Бабушкины истории были тем наследством, которое она хотела передать нам в неприкосновенности.
«За твои сто двадцать лет, бабушка!» — пожелали мы ей на ее последнем дне рождения.
«Сто двадцать лет? — переспросила она. — А зачем мне столько?»
«Чтобы быть нашим Моисеем. Жить и передавать нам свое прошлое, свою мудрость».
Дедушка предпочитал молчать. Он сидел в красном плюшевом кресле и рассеянно прислушивался к словам жены. Когда дело доходило до смешной истории, он улыбался или горестно покачивал головой, но продолжал молчать. Так он отстранял от себя шум города, чтобы слышать плеск морской волны о камень набережной.
— Дедушка!
Он не слышит.
— Дедушка!
Возвращается из страны грез ко мне.
— Что, детка?
Смотрит на меня ласково.
— А как вы жили с мусульманами там, в Марокко?
— Хорошо, детка, жили.
— Евреи дружили с мусульманами?
Похоже, мой вопрос его удивил.
— Конечно, мы были как братья.
— А с кем вы больше дружили, с марокканскими французами или с мусульманами?
— Французы не марокканцы. Они приезжали, чтобы заработать денег. А евреи и мусульмане — марокканцы. Мы все там родились.
Последние слова он произнес с улыбкой, так это было ясно и просто.
— И все-таки евреи и мусульмане — враги.
Дедушка ненадолго задумался.
— В Израиле они враги. Но там другие мусульмане. А у нас совсем другая история.
Он ищет убедительный довод, чтобы показать разницу.
— Мы друзья, мы вместе росли.
— Мама говорила, что она училась во французской школе.
Дедушка вздохнул.
— Французы построили школы для своих детей, и евреи захотели учить в них своих, чтобы… Чтобы быть в большом свете, вот зачем! И мы тоже. Как все, так и мы. Но французы нас никогда не любили. Мы им были нужны, чтобы работать с арабами.
— А почему мы тогда уехали?
Вопрос причиняет дедушке боль, я чувствую, что сыплю соль на рану.
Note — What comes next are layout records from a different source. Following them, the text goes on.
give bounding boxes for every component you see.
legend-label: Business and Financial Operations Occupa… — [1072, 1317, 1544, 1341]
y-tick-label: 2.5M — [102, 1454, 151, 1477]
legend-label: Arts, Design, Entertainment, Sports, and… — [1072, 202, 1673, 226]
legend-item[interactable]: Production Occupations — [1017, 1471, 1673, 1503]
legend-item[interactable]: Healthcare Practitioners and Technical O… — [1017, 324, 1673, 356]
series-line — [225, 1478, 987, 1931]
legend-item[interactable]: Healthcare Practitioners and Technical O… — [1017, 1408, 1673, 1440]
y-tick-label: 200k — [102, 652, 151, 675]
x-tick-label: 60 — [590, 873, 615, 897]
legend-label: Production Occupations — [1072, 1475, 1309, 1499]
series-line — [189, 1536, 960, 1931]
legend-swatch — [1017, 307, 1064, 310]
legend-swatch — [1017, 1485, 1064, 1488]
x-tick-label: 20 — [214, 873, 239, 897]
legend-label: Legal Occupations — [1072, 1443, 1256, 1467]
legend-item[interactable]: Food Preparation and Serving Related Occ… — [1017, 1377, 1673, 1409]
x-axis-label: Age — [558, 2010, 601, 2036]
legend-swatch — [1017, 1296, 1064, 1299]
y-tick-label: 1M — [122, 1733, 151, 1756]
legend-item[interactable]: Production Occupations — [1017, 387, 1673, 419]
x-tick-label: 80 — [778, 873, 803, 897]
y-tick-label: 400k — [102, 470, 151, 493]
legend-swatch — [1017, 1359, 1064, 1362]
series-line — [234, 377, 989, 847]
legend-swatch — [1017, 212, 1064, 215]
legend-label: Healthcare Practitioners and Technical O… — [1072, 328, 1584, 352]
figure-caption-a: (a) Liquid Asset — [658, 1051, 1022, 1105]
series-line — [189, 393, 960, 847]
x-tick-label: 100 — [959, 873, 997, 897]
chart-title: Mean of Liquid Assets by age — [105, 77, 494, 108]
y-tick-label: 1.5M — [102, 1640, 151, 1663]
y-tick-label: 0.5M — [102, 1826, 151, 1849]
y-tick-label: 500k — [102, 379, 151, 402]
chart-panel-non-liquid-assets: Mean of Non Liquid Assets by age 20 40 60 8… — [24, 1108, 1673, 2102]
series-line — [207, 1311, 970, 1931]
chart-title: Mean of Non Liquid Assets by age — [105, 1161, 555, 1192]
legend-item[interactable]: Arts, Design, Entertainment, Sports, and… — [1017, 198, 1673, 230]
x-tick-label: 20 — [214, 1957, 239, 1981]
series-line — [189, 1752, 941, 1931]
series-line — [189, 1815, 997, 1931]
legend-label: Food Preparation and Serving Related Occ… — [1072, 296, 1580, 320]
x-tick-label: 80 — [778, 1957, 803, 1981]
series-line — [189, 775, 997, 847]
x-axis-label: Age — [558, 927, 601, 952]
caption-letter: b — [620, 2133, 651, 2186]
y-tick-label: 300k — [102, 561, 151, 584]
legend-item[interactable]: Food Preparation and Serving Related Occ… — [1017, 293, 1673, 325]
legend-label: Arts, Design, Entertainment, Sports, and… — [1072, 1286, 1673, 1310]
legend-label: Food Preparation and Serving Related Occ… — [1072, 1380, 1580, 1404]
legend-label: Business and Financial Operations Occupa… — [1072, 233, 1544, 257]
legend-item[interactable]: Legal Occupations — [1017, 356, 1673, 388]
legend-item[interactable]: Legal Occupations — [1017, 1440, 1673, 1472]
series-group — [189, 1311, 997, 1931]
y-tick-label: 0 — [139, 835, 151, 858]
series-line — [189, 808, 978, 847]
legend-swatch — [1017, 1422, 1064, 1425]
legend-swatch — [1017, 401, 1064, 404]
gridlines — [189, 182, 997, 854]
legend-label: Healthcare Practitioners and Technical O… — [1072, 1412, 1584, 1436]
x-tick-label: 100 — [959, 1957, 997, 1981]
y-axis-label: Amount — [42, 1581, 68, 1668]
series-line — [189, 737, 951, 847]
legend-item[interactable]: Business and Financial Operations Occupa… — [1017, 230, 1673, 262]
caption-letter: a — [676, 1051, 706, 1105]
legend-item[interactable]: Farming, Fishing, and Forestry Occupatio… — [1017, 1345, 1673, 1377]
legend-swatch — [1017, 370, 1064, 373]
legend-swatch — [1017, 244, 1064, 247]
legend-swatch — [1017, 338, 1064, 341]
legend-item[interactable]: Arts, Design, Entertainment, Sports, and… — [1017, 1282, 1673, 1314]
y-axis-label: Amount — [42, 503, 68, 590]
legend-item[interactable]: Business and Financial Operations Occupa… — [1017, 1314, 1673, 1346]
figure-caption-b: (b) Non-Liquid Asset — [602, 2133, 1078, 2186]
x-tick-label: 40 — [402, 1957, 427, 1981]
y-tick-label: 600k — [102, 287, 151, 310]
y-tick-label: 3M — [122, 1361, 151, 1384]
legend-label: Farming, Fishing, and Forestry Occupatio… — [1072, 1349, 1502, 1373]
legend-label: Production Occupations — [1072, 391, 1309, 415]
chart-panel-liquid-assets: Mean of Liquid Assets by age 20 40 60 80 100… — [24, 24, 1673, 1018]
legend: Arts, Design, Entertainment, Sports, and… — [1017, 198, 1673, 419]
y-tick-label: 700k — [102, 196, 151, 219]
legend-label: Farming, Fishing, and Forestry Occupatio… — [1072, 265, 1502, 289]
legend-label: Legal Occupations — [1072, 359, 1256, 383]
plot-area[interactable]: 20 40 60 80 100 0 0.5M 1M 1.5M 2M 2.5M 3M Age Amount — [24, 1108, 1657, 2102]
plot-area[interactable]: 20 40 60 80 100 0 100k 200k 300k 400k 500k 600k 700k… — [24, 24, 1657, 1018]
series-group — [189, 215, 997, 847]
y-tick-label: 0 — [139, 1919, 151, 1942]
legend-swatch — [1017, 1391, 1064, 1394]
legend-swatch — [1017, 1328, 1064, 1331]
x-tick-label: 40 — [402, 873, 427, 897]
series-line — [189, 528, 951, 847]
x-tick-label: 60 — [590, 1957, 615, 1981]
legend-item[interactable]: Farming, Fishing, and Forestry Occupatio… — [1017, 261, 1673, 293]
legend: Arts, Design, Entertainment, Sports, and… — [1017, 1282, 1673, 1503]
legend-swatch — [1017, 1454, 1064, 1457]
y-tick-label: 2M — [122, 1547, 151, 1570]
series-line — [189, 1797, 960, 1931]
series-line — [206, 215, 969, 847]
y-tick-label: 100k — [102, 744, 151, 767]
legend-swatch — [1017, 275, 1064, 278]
Он замолкает, думает, потом садится поглубже в кресло и начинает смотреть в окно. Я жду, но я жду напрасно. Он забыл обо мне, забыл о моем вопросе. Нет, вернее, он забыл ответ. Обычно, когда дед уходит в страну грез, мы его не трогаем, встаем и не мешаем ему там странствовать. Но сейчас мне нужен ответ, и я не даю ему возможности уплыть к другим берегам.
— Дедушка!
Он смотрит на меня так, словно только что увидел.
— Что, малыш?
— Ты мне не ответил. Почему мы уехали из Марокко?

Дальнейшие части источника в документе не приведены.